Global Exchange / By Tom B.K. Goldtooth,
The topic of the green economy and sustainability demonstrates the differences between the money-centered Western views and indigenous life-centered worldview of our relationship to the sacredness of the female creative principles of Mother Earth. Many of our Indigenous peoples around the world are deeply concerned that the economic globalization model treats Mother Earth, nature, as a resource for the marketplace to own, privatize and exploit for maximized financial return. This development model displaces Indigenous peoples from their lands, cultures and spiritual relationship to Mother Earth, as well as destroys the life-sustaining capacity of nature and the ecosystem.
The green economy is nothing more than capitalism of nature. The 2012 United Nations Conference on Sustainable Development, which is promoting a green economy, is the next step in the evolution of capitalism. The goal is to implement an alternative to global regimes cashing in on creation by privatizing, commodifying and selling off all forms of life - including air, water and genes, plants, traditional seeds, trees, biological and cultural diversity, ecosystems and even indigenous traditional knowledge.
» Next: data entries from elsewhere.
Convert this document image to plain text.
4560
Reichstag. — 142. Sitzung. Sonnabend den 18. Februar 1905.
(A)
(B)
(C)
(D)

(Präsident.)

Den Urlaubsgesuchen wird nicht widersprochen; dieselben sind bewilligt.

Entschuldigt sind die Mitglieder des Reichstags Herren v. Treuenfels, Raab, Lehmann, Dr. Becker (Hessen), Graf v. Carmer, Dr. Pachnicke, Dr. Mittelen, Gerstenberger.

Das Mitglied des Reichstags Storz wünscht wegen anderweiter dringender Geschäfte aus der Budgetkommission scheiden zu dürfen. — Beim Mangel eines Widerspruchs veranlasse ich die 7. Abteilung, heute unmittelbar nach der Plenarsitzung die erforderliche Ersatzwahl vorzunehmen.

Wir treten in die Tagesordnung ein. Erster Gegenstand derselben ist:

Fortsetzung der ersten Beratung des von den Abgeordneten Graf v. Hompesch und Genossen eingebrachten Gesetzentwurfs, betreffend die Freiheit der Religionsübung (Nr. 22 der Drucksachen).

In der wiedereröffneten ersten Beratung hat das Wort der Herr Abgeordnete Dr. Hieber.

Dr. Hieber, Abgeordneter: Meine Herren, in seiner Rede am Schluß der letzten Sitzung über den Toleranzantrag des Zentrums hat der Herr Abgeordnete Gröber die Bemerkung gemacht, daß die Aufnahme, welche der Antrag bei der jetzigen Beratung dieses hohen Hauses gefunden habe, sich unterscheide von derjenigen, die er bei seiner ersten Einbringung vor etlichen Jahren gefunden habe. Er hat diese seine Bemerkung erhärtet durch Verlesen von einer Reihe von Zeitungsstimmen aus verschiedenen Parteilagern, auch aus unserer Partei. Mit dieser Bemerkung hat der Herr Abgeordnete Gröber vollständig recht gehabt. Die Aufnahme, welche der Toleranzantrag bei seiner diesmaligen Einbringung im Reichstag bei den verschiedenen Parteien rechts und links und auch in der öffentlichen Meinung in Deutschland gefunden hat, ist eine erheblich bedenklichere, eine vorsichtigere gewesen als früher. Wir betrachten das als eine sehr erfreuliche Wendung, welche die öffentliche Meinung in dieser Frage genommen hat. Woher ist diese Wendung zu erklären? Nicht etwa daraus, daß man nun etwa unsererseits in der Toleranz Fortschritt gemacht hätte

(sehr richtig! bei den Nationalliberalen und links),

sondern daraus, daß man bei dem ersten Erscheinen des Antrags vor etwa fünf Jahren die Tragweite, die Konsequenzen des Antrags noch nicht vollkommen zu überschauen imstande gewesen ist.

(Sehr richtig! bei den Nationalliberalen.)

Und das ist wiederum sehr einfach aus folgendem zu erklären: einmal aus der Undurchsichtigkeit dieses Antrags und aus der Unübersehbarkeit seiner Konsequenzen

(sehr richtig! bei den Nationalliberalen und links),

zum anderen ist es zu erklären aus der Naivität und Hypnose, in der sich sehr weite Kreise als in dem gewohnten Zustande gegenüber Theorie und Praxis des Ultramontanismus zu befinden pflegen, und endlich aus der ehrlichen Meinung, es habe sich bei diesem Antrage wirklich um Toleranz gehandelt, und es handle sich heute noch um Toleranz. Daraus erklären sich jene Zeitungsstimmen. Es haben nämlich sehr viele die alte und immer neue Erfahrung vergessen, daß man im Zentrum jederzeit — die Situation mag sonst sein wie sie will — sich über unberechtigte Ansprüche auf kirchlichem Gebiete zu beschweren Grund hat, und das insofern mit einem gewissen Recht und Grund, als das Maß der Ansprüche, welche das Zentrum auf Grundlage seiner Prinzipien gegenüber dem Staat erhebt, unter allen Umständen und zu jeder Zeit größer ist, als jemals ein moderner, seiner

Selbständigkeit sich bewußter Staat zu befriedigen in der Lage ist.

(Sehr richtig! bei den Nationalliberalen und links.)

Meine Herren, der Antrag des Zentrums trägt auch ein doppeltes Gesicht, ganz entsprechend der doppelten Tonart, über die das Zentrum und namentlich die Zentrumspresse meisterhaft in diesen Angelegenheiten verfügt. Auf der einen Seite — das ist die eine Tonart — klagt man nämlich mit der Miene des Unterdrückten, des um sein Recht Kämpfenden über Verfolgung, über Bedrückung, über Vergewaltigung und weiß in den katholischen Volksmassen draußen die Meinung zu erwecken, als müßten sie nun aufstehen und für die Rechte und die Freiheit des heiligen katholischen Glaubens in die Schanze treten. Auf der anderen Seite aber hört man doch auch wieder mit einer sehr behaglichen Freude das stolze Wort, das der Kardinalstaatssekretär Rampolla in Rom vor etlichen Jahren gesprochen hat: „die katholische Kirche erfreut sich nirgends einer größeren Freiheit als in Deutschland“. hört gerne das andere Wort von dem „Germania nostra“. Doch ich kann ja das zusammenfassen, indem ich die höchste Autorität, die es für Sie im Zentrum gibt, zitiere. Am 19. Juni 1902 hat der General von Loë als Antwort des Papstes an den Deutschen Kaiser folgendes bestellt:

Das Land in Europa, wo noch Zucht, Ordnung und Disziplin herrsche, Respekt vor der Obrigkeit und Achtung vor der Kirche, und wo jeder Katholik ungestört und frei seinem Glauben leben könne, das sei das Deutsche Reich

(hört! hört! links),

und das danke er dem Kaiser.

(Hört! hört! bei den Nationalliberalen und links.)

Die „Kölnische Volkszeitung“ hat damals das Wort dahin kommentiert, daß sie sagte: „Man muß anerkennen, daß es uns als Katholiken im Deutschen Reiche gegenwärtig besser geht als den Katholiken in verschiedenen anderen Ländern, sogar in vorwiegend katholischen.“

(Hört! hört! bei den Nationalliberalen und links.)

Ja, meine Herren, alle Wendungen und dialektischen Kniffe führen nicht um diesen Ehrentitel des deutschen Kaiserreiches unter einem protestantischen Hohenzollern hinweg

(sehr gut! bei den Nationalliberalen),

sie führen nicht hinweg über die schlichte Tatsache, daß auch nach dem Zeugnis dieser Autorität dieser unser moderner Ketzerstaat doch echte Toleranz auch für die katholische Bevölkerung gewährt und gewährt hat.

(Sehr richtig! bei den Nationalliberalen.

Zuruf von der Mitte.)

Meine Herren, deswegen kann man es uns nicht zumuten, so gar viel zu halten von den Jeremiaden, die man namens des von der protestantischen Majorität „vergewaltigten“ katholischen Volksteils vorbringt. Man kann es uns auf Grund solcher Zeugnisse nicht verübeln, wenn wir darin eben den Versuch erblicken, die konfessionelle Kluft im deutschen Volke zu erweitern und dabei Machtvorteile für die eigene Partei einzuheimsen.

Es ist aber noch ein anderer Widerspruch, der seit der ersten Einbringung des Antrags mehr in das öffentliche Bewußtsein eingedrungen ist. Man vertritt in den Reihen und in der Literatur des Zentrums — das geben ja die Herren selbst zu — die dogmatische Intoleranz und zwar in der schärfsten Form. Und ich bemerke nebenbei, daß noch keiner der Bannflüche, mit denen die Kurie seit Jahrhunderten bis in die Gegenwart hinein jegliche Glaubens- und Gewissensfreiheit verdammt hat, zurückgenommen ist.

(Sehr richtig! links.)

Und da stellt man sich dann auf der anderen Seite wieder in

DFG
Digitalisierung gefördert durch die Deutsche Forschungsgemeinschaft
The green economy is the mechanism for new ways to sell nature, including UN and World Bank initiatives such as REDD-plus (Reducing Emissions from Deforestation and Forest Degradation), the Clean Development Mechanism, carbon trading, PES (Payments for Environmental Services), the International Regime on Access to Genetic Resources and Benefit Sharing, patents on life, TEEB (The Economics of Ecosystems and Biodiversity), natural capital, green bonds and species banking. This economic system greenwashes environmentally and socially devastating, extractive industries like logging, mining and oil drilling, and promotes them as "sustainable development."